# Elu MOF31 nut and collet



## daki222000 (May 20, 2008)

I own a Elu mof 31 router(discontinued in the mid eighties) in good working condition, Which I want to use permanently table mount.
There is no nut and collet assembly on the router. Just a shaft with a fine 12mm tread. Drawings of the router suggest the machine did not come standard with a nut and collet assembly. Was the machine only ment for use with screwed on router bits, or is/was there a nut and collet that fits to this router? is the 12mm threading some kind of standard used on other (Elu)routers as well?
I hope someone here can help me further, because retailers cannot seem to be more specific than the original drawings, which do not give any answer on this.
kind regards,
frees


----------



## Check twice! (Feb 11, 2008)

Try this http://www.trademe.co.nz/Building-renovation/Tools/Power-tools/Routers/auction-150569058.htm

Maybe this can give you a start towards finding your information

John


----------



## IrishRay (Oct 13, 2008)

Hi there,

If you haven't yet resolved your problem, here's my tuppence worth!
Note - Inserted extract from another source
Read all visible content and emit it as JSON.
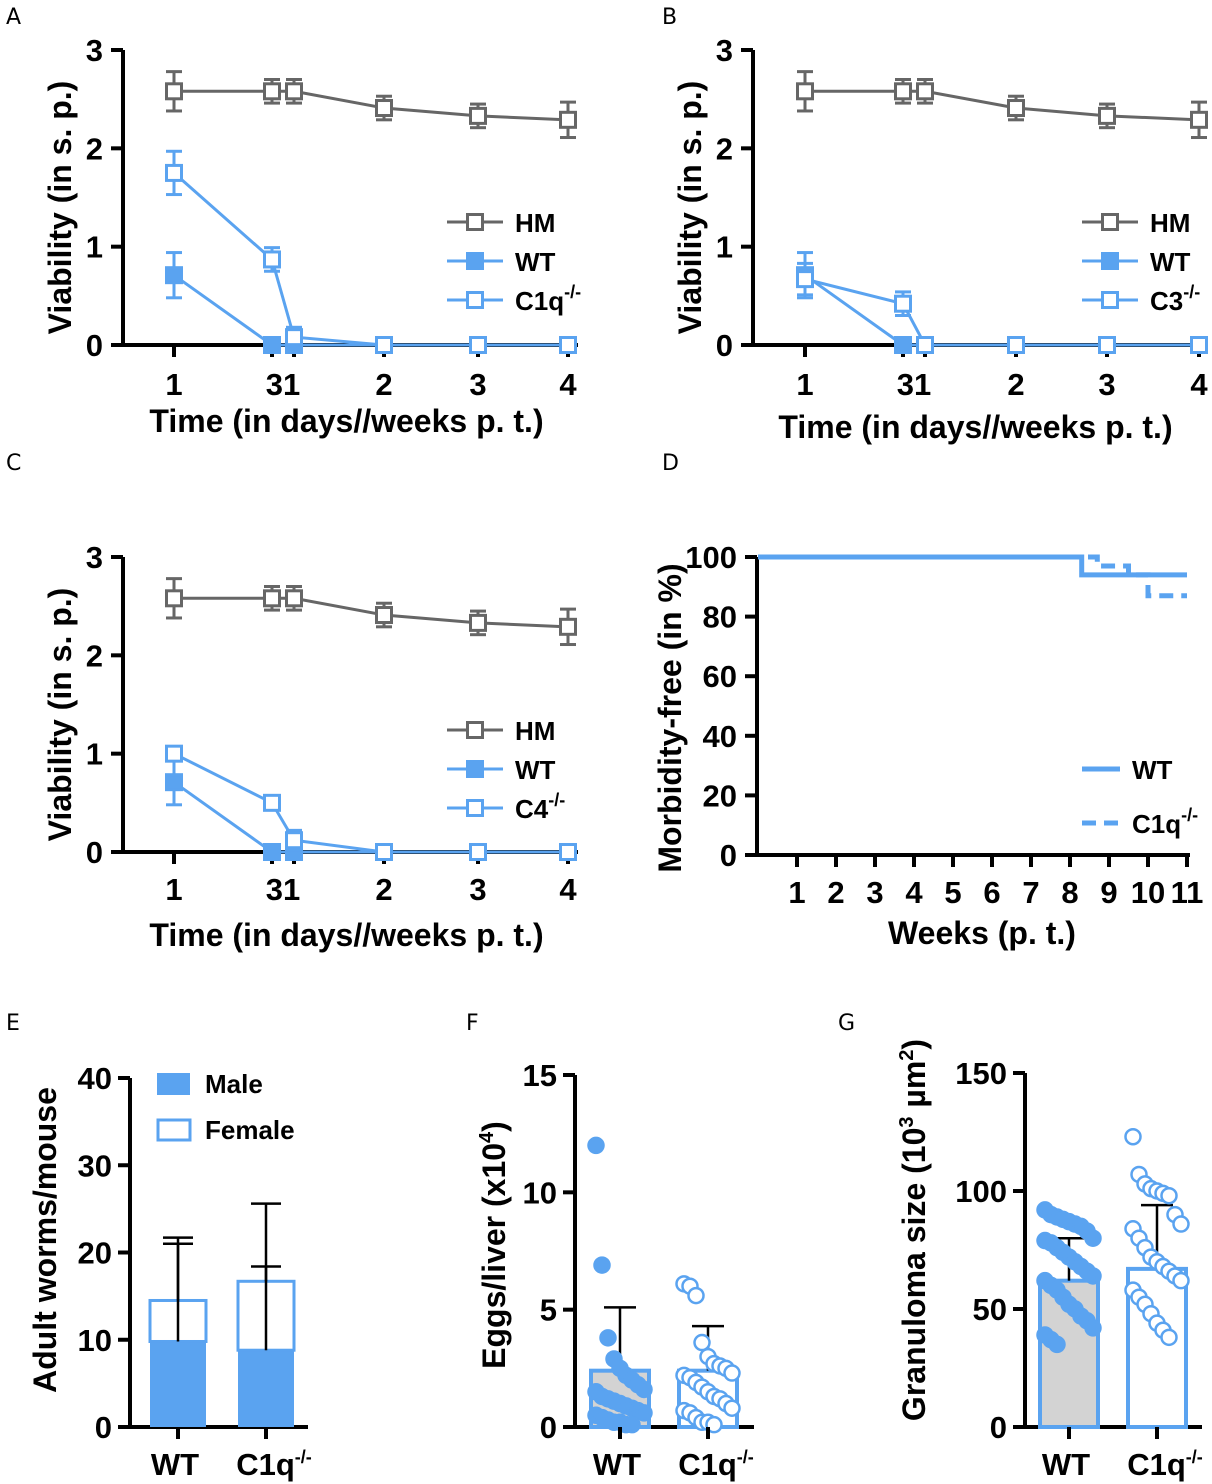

You can get a Dewalt or Trend Collet Conversion Kit from diytools.co.uk. I got one for my Elu MOF 11/2. Here's the link:

diytools.co.uk/diy/Main/sp-1-1-63414-trend-collet-conversion-kit.asp?sQuery=collet%20conversion%20kit

Only a threaded sleeve and nut (and spanner!) is included in the kit. You will need to buy a Dewalt collet to fit, i.e. Dewalt part nos. 6273 (1/4"), 6274 (8mm), or 6278 (1/2"). Any collet which will fit the DW625 router will fit, so I think you should also be able to get 6mm, 3/8", 10mm, and 13mm. I was able to find relative bargains for all sizes except the 1/2" on ebay.co.uk (but you'll need to make sure first that they will post to you!).

Hope this helps,

Kind regards,

Ray


----------



## bobj3 (Jan 17, 2006)

Thanks Ray for the URL link

Here's a click on url link

Trend Collet Conversion Kit
http://www.diytools.co.uk/diy/Main/...sion-kit.asp?sQuery=collet%20conversion%20kit

=======


----------



## daki222000 (May 20, 2008)

IrishRay said:


> Hi there,
> 
> If you haven't yet resolved your problem, here's my tuppence worth! You can get a Dewalt or Trend Collet Conversion Kit from diytools.co.uk. I got one for my Elu MOF 11/2. Here's the link:
> 
> ...


Thanks for the tip.I already found a solution in germany. After I bought that one I was very surprised to find out that the hardwareshop around the corner where I normally buy all my stuff (a CMT dealer), could provide all the sizes I wanted for a very resonable price! the fact that my search began at the dewalt technical desk (should never go there, they know nothing about anything that is not for sale today, let alone the aftersales of elu parts that they once took over) put me off track a lot. they made me think that this is something that is not findable anywhere and want you to buy new stuff. now i got more into it, I come across these parts (and complaints about dewalt) more and more. CMT orange tools is where I got mine from page 113 of the downloadable catalogue is where the collet is found. nice catalogue by the way.
regards.


----------



## IrishRay (Oct 13, 2008)

Thanks BJ!


----------



## IrishRay (Oct 13, 2008)

Glad you sorted it out. I had similar experiences! I bought a Trend square router base for the DW621 (so it fits my Elu OF 97E), and was pleasantly surprised to find that it will also fit my new (old!) MOF 177, if I drill a third hole in the right place! Not that Trend or their like would ever tell you that, though... Hermes was the Greek god of merchants and thieves - there was a reason why they were put in the same category!
Ray


----------